Pele
de Foca, pele da alma
Houve
um tempo, que passou para sempre e que irá logo estar de volta, em que um dia
corre atrás do outro de céus brancos, neve branca... e todos os minúsculos pontinhos escuros ao
longe são pessoas, cães ou ursos.
Nesse
lugar, nada viceja gratuitamente. Os ventos são fortes, e as pessoas se
acostumaram a trazer consigo seus parkas, mamleks e botas, já de propósito.

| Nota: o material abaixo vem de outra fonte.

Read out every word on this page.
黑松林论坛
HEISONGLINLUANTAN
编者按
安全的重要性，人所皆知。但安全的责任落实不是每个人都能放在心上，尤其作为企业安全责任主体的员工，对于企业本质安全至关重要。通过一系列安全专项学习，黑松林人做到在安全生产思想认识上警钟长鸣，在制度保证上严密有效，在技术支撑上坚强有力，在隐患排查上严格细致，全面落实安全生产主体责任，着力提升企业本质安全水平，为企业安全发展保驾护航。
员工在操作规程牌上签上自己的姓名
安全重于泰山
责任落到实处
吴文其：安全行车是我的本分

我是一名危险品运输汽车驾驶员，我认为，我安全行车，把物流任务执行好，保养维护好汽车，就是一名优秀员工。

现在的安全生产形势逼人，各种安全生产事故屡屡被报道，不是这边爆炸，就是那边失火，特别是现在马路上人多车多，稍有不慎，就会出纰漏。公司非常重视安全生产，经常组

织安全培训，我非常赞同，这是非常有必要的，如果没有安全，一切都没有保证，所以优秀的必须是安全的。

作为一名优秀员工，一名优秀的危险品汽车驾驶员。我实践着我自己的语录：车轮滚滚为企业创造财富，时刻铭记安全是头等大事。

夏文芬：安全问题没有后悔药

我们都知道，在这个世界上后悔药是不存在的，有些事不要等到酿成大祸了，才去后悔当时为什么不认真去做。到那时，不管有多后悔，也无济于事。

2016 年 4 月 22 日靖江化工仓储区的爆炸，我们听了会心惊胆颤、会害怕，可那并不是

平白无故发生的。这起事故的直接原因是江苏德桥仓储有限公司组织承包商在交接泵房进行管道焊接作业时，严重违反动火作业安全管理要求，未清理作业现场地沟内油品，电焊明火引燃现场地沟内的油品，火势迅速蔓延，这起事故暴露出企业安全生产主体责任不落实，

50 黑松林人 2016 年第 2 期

Neste lugar, as palavras se congelam ao ar livre e frases inteiras precisam ser
arrancadas dos lábios de quem fala e descongeladas junto ao fogo para que as
pessoas possam ver o que foi dito. Nesse lugar, as pessoas vivem na basta
cabeleira da velha Annuluk, a avó, a velha feiticeira que é a própria terra.
E
foi nessa terra que vivia um homem... Um homem tão solitário que, com o passar
dos anos, as lagrimas haviam aberto fundos abismos no seu rosto. Ele tentava
sorrir e ser feliz. Ele caçava. Colocava armadilhas e dormia bem. No entanto,
sentia falta de companhia. Às vezes, lá nos bancos de areia, no seu caiaque,
quando uma foca se aproximava, ele se lembrava de antigas historias sobre como
as focas haviam um dia sido seres humanos e como o único remanescente daqueles
tempos estava nos seus olhos, que eram capazes de retratar expressões, aquelas
expressões sabias, selvagens e amorosas. Às vezes ele sentia nessas ocasiões
uma solidão tão profunda que as lagrimas escorriam pelas fendas já tão gastas
no seu rosto.
Uma
noite ele caçou até escurecer, mas sem conseguir nada. Quando a lua subiu no céu
e as banquisas de gelo começaram a reduzir, ele chegou a uma enorme rocha
malhada no mar e seu olhar aguçado pareceu distinguir movimentos extremamente
graciosos sobre a velha rocha. Ele remou lentamente e com os remos bem fundos
para se aproximar e lá no alto da rocha imponente dançava um pequeno grupo de mulheres,
nuas como no primeiro dia em que se deitaram sobre o ventre da mãe. Ora, ele
era um homem solitário, sem nenhum amigo humano a não ser na lembrança, e ele
ficou olhando.
As
mulheres pareciam seres feitos de leite da lua, e sua pele cintilava com
gotículas prateadas como as do salmão na primavera. Seus pés e mãos eram longos
e graciosos. Elas eram tão lindas que o homem ficou sentado atordoado, no
barco, e a agua nele batia, levando-o cada vez mais para junto da rocha. Ele
ouvia o riso magnifico das mulheres... Pelo menos pareciam rir, ou seria a água
que ria as margens da rocha? O homem estava confuso, por se sentir tão
deslumbrado. Entretanto, dispersou-se a solidão que lhe pesava no peito como
couro molhado e,quase sem pensar, como se fosse seu destino, ele saltou para a
rocha e roubou uma das peles de foca ali jogadas. Ele se escondeu por trás de
uma saliência rochosa e ocultou a pele de foca dentro de seu qutnquq,parka. Logo,
uma das mulheres gritou numa voz que era a mais linda que ele já ouvira... como
as baleias chamando na madrugada...ou não, talvez fosse mais parecida com os
lobinhos recém –nascidos caindo aos tombos na primavera...ou então, não, era
algo melhor do que isso, mas não fazia diferença porque...o que as mulheres
estavam fazendo agora ? Ora, elas estavam vestindo suas peles de foca, e uma a
uma as mulheres-focas deslizavam para o mar, gritando e ganindo de felicidade.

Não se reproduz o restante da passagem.